La poésie a encore du chemin à faire

Publié le par Rémi

Dimanche 21 décembre.

Au détour de mes écoutes radiophoniques dominicales, je tombe ce matin sur la fin du 7/9 de France Inter. Chaque week-end, cette émission se propose d'aborder une thématique, une question, à travers l'accueil de plusieurs invités le samedi puis le dimanche. Une des invités du jour, sociologue de son état, aborde l'homoparentalité. Mais en tendant l'oreille, je comprends que son intervention s'inscrit dans le champ plus large de la naissance, le thème retenu de l'émission étant : donner la vie, pour quoi faire ? Et la dernière intervention revient à un pédiatre qui félicite les animateurs d'avoir abordé la veille, avec René Frydman, le problème de la surmédicalisation.

Ni une, ni deux, je saute sur mon clavier pour profiter des avantages des nouvelles technologies. Je me rends sur le site de France Inter, je localise la page du 7/9 et je m'abonne illico au podcast de l'émission. Quelques minutes plus tard, le téléchargement est terminé et je peux écouter ce que le médecin à l'origine du premier bébé éprouvette a à dire sur la surmédicalisation de l'accouchement.

Écoutez un extrait de l'intervention du Dr Frydman 


Mon sentiment est mi-figue mi-raisin. Le positif d'abord : ça fait du bien d'entendre un obstétricien parler de désir, de la poésie de la grossesse et de l'accouchement. Au-delà des mots, on sent dans le ton du Dr Frydman beaucoup de respect pour la naissance en tant que phénomène physiologique et profondément naturel. D'ailleurs, il la hisse au rang de "patrimoine mondial de l'Humanité". C'est une évidence, mais ça fait du bien de l'entendre, surtout de la part d'un médecin.

Alors quand il ajoute qu'il faut entendre celles et ceux qui demande légitimement qu'une place beaucoup plus grande soit accordée aux émotions dans le suivi de la grossesse et l'accouchement, j'applaudis des deux mains. Eh oui : nous, pères et mères, nous sommes des êtres sensibles capables d'éprouver des sentiments. Si ça se trouve, il se pourrait même qu'avec les informations nécessaires, nous soyions bien placés pour savoir ce qu'il y a de mieux pour nous.

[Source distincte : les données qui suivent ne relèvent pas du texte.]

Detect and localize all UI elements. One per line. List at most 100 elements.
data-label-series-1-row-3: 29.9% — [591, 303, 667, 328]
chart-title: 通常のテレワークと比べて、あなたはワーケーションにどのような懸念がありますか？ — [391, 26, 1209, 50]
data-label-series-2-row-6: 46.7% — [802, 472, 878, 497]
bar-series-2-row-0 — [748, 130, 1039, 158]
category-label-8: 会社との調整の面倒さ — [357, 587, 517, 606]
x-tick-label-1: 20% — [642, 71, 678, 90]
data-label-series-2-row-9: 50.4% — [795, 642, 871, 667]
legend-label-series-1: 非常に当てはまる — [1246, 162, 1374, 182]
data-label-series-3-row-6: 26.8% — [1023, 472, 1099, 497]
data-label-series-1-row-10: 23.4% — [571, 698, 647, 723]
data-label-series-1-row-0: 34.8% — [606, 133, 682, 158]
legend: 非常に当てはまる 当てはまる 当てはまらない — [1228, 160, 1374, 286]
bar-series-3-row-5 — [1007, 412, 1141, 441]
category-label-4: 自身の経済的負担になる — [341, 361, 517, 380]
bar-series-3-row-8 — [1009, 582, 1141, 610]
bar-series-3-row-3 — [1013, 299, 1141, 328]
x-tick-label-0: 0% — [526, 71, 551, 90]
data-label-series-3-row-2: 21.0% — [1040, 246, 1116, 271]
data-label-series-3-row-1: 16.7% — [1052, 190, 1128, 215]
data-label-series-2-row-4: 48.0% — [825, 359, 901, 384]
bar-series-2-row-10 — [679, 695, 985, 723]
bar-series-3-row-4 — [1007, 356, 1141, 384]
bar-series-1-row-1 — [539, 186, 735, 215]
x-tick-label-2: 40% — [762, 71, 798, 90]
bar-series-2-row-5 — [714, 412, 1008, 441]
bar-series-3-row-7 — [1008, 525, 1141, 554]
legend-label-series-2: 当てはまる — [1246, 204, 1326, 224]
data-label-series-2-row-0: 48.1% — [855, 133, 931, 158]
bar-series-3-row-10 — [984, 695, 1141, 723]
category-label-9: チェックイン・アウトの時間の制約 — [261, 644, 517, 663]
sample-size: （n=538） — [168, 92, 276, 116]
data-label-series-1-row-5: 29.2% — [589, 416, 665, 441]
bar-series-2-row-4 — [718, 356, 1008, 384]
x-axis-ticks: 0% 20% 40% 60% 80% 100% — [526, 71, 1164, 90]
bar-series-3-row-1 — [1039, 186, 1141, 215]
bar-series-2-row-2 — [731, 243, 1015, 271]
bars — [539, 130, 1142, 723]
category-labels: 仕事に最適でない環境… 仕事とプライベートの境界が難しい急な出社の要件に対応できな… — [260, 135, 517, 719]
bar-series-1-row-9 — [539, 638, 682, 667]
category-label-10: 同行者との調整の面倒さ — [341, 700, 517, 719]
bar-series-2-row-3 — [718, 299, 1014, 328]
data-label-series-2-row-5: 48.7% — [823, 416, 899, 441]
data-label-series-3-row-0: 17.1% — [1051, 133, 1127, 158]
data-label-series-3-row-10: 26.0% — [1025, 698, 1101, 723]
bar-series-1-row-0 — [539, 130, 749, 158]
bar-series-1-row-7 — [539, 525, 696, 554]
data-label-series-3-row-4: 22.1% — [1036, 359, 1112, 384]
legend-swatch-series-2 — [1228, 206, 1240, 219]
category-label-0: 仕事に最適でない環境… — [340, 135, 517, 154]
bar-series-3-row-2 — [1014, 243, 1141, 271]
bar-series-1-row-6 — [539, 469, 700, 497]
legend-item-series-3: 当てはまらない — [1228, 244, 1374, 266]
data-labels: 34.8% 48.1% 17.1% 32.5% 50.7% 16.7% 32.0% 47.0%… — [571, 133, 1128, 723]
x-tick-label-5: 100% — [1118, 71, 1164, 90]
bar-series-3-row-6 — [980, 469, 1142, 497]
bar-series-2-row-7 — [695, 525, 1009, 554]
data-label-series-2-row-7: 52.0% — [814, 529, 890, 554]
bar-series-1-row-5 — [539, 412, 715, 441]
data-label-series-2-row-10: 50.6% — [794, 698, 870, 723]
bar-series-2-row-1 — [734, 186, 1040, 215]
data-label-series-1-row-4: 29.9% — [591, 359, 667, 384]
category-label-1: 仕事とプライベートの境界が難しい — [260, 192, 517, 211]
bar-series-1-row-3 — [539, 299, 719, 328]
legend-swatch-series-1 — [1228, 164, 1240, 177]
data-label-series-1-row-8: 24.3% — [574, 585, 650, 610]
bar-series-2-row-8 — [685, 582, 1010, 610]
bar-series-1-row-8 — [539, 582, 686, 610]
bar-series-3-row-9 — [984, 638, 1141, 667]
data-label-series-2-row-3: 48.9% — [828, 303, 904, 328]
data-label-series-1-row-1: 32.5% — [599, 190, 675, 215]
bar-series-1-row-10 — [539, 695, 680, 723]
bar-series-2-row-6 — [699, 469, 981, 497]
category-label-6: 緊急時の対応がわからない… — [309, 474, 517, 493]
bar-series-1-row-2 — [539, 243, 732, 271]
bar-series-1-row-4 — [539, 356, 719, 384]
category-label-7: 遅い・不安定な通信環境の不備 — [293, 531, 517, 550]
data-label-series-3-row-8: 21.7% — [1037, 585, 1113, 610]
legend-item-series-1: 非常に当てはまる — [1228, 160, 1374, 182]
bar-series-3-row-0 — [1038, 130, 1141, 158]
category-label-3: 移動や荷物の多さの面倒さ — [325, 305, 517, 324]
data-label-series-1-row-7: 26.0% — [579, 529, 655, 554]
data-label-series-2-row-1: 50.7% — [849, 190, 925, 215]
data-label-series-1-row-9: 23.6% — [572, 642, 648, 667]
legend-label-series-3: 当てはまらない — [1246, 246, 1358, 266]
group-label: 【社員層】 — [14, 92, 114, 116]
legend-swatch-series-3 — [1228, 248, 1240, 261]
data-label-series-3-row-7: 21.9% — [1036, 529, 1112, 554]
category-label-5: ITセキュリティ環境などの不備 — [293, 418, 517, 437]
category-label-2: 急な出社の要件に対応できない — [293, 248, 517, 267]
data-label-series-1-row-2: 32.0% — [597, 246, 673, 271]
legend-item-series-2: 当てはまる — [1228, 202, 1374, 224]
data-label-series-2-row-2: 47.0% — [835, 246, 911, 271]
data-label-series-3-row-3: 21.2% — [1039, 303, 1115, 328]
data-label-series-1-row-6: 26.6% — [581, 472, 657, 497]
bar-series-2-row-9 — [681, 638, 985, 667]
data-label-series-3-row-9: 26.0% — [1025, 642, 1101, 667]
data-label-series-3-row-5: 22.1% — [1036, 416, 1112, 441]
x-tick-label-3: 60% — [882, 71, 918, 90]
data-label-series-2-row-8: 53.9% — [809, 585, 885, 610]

Mais si ses propos sur la naissance font plaisir à entendre, j'ai aussi le sentiment que René Frydman, à force d'écrire des livres, a un peu perdu pied avec la réalité de la pratique obstétricale en France. D'après lui, beaucoup de médecins et de sages-femmes soutiennent ce mouvent de retour vers l'émotion primordiale de la naissance. Je ne suis sans doute pas le mieux placé pour estimer cette proportion, mais à lire le nombre de femmes qui se plaignent de la façon dont leur accouchement a été déshumanisé (à commencer par ma compagne), je pense qu'il y a encore beaucoup de médecins et de sages-femmes qui ne soutiennent pas ce mouvement. Vous me direz que ça rejoint l'éternelle question du verre à moitié plein ou à moitié vide... sauf que la tendance générale, sur les dernières décennies, n'est pas au remplissage, mais à l'assèchement.

Idem pour la poésie. Selon le Dr Frydman, elle serait absente du discours, trop technique et toujours soucieux de se concentrer sur les statistiques, mais bien présente dans les faits. Si je pense que les femmes enceintes dans leur immense majorité perçoivent sans peine la poésie et la magie qui émanent de ce qu'elles vivent, c'est sans doute moins vrai des gynécologues qui les suivent. Même si, là encore, il conviendrait de ne pas généraliser...

Mais cette déconnexion du terrain n'est peut-être pas aussi forte que je l'ai écrit plus haut. C'est en tout cas ce que laisse penser un petit indice laissé au détour dune phrase par René Frydman. Pour illustrer son propos sur la nécessité de donner aux femmes les informations nécessaires qui leur permettront, en tant qu'individu, de faire leur propres choix, il a choisi d'évoquer les positions de l'accouchement. Faire naître son enfant allongée sur le dos, sous péridurale, ne doit pas être systématique; bien d'autres positions sont possibles. « Encore faut-il être au courant [...] et la femme elle-même choisit... peut choisir en tous les cas... euh, normalement elle doit pouvoir choisir. » Quelle valse hésitation pour en arriver à admettre implicitement que ce choix n'est pas toujours proposé à la future mère !

Le célèbre obstétricien est donc bien conscient qu'il reste du chemin à parcourir, même s'il n'en mesure pas la longueur exacte. Il termine tout de même l'émission sur une bonne note en affirmant qu'il faut sortir des recettes toutes faites. « Appliquer des dogmes c'est simple, réfléchir sur soi-même est plus difficile mais plus enrichissant. » Espérons que bon nombre de ses collègues étaient à l'écoute.